A pairwise win-rate matrix (
Figure 14) summarizes the frequency with which each model outperformed the others across all parameters and assets, illustrating the overall consistency of TL’s advantage. The matrix demonstrates that TL achieved the highest pairwise win rate in terms of RMSE, outperforming both AS and GM models across the majority of degradation parameters and equipment types. This reinforces the quantitative evidence of TL’s dominant predictive reliability.
4.4.3. Cross-Parameter and Cross-Asset Generalization
At the parameter level, elements such as Magnesium, Calcium, and Iron (
Table 5) displayed high average R
2 values across TL models, demonstrating strong inter-equipment consistency for chemically stable wear and additive markers. Less stable indicators (e.g., Sodium, Lead, and Silicon) retained lower transferability due to sporadic contamination events and inconsistent sampling. However, even for these difficult cases, TL maintained positive predictive capacity where GM and AS models failed entirely.
Across equipment classes, TL’s adaptability was most pronounced in Shovels and Wheel Loaders, where operational variability and sensor noise were high. In contrast, for Dump Trucks—characterized by more homogeneous duty cycles—GM models occasionally approached TL performance, highlighting that transfer benefits scale with environmental and operational diversity.

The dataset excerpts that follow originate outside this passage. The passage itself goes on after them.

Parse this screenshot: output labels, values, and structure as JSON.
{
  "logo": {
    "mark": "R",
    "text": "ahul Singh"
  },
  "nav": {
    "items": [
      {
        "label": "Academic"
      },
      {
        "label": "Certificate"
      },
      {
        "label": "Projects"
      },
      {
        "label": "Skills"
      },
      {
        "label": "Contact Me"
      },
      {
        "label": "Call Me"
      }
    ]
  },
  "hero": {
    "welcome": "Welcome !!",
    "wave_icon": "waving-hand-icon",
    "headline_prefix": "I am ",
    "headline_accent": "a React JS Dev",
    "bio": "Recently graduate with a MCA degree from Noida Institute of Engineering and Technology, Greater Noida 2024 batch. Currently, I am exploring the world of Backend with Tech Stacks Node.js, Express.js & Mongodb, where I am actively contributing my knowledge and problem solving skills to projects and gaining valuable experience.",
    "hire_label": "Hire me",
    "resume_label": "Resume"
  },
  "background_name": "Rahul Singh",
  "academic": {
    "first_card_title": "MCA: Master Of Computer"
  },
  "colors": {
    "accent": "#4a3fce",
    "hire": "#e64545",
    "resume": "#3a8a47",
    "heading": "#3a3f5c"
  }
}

Synthesizing across metrics, TL emerges as a scalable and physically interpretable modeling paradigm. It effectively bridges the gap between local specialization and global generalization, preserving the nonlinear degradation signatures specific to each asset while leveraging the shared physical–chemical progression patterns learned from the broader fleet. This balanced performance translates into lower structural bias, reduced error sensitivity, and improved uncertainty calibration across diverse operational contexts.